- Born: Theodore "Oral" Tevan 1 March 1933 Kingston, Ontario, Canada
- Died: 12 August 2011 (aged 78) Montreal, Quebec, Canada
- Career
- Show: Sports Rap
- Station: CFOX
- Show: Various series
- Station(s): CKO, CFMB, CIQC, CKGM
- Country: Canada

= Ted Tevan =

Theodore "Ted" Tevan (1 March 1933 - 12 August 2011) was a Canadian sports radio broadcaster.

Born in Kingston, Ontario, Tevan moved to Montreal in 1965 initially working in radio advertising. His career remained based in that city except for a short-lived sports talk show on the Toronto-based CKO in early 1989, and from then until 1991 at CKWW in Windsor, Ontario.

His first radio program was Sports Rap on Montreal's 1470 CFOX radio station, considered a key pioneering effort towards the development of sports radio in Canada. Tevan established a reputation as a radio maverick, often verbally jousting with his listeners and, in some cases, kicking them off the air with a jubilant "You're gone!"

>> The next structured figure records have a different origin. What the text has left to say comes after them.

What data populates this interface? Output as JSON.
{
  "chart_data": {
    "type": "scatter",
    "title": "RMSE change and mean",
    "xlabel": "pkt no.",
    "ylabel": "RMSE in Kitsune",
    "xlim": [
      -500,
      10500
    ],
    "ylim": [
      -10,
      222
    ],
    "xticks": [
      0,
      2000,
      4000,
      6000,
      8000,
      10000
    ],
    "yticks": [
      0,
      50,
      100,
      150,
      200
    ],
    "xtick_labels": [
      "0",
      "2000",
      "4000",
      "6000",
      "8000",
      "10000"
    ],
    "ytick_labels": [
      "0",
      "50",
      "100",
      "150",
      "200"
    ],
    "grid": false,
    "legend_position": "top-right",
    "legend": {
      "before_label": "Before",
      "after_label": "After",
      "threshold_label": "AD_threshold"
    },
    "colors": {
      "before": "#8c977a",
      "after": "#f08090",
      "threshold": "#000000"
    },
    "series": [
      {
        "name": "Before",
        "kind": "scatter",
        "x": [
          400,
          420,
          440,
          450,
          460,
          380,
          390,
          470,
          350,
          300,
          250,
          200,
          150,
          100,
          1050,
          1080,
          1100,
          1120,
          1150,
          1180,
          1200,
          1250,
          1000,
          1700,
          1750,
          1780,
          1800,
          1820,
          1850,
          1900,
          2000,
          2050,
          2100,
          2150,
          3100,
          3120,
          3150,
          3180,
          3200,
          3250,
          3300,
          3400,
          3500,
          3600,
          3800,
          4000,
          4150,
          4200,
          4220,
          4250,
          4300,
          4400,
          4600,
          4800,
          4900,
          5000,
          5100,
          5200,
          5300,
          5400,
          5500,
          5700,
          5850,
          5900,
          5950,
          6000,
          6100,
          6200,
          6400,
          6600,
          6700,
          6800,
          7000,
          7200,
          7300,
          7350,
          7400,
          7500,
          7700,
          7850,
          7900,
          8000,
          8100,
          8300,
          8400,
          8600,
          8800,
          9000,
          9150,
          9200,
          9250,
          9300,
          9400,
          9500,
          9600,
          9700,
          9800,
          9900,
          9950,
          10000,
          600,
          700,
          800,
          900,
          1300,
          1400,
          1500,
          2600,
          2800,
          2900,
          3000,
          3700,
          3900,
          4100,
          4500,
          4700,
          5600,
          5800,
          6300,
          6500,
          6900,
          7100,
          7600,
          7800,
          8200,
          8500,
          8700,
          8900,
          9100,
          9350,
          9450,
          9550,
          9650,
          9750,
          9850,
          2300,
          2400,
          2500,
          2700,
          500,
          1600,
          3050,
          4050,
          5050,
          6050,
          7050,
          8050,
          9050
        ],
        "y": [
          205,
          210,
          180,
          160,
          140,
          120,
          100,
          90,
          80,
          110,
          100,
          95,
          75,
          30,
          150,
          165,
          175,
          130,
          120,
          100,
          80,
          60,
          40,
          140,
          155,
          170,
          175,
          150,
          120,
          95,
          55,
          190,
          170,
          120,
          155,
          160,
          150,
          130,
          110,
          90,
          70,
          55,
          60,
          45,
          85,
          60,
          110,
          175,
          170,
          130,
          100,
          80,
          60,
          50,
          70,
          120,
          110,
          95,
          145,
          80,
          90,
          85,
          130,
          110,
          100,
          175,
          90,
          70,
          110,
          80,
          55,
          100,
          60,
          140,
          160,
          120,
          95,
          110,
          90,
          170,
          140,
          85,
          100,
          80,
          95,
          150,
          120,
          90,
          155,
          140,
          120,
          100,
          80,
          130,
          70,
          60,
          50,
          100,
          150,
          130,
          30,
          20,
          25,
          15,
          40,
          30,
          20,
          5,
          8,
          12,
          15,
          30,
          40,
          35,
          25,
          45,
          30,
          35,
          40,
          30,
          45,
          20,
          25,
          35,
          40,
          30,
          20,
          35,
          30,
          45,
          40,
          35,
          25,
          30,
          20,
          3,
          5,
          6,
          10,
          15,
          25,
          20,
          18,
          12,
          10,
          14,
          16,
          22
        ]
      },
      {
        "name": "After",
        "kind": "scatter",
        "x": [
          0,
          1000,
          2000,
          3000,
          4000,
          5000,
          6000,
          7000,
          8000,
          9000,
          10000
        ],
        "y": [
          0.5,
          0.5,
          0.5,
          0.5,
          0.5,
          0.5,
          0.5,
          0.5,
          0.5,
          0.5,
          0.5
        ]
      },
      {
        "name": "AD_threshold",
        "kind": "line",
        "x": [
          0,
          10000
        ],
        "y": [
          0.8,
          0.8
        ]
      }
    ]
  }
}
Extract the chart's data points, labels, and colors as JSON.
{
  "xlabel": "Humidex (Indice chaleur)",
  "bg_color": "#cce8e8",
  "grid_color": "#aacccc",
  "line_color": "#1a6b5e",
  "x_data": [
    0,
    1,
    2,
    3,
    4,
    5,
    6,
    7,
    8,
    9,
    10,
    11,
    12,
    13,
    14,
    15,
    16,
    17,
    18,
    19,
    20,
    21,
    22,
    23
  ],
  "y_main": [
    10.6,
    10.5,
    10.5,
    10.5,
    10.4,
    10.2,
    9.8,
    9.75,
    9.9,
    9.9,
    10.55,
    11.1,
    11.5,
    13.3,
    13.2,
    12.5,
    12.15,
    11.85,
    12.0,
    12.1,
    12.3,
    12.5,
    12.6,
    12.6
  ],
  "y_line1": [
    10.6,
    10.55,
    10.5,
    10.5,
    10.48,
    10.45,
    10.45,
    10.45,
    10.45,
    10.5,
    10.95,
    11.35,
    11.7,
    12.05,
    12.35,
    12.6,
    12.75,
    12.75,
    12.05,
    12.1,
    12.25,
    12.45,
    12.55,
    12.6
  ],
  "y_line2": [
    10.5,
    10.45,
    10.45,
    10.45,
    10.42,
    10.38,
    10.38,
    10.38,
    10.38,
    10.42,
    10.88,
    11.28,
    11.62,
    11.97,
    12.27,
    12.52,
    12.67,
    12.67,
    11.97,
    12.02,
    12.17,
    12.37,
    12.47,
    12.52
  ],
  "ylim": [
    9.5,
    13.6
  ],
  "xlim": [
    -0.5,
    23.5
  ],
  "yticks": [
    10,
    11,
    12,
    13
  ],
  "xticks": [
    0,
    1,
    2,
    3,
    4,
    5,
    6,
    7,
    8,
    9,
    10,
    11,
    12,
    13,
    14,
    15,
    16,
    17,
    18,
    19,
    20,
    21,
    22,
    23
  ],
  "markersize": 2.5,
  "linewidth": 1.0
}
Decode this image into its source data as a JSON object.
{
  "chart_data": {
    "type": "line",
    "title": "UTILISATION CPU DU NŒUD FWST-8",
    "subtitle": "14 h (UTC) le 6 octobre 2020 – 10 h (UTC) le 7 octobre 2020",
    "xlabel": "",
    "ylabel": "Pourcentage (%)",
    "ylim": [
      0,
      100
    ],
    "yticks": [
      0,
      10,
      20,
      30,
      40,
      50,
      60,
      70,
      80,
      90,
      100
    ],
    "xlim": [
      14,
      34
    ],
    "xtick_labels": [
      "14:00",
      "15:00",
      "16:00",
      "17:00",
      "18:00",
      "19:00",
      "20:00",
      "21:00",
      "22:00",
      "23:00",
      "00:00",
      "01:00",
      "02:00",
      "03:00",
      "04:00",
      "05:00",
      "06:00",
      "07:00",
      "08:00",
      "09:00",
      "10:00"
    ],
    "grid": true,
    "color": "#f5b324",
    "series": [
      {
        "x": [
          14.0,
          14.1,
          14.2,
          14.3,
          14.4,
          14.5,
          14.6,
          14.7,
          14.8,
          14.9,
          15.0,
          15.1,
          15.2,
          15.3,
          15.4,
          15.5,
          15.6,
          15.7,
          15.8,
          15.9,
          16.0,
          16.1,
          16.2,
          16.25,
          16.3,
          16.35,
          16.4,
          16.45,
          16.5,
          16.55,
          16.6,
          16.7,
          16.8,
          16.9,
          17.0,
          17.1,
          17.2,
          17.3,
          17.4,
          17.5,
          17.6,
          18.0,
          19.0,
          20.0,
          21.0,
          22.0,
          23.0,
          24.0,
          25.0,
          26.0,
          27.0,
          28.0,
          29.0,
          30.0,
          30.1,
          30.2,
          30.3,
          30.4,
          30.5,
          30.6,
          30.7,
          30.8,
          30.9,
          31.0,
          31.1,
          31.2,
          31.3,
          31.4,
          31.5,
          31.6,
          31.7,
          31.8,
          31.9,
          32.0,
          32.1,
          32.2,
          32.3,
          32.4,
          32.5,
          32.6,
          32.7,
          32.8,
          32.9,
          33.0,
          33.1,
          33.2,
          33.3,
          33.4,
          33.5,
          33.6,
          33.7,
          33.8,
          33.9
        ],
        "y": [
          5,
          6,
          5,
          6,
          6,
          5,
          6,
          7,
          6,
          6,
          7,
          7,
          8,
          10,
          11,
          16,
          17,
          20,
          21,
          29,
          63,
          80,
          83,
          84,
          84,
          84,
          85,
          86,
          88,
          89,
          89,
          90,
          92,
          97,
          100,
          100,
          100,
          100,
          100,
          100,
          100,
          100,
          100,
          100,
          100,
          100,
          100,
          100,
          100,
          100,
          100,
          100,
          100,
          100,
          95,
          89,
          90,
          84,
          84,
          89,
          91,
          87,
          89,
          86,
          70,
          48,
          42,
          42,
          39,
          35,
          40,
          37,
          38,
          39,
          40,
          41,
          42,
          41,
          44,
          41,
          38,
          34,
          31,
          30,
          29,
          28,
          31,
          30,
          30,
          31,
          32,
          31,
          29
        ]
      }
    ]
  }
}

Outside his broadcasting career, Tevan served as a defence witness in 2001 during the incest trial of boxing champion Dave Hilton, Jr.

In January 2000, Tevan began a late night Tuesdays and Thursdays on CFMB 1280 shortly after his previous show on AM 940 (then CIQC) was cancelled due to a format change. He previously hosted shows on the 600 frequency when it was known as CFCF (CFMB).

Tevan hosted a late night sports programme on The Team 990.

On 11 August 2011, Tevan fell at his residence in Notre-Dame-de-Grâce, fracturing his hip. The following day, he died from heart failure after an operation to repair the hip. A tribute on Team 990 was planned for the following Tuesday.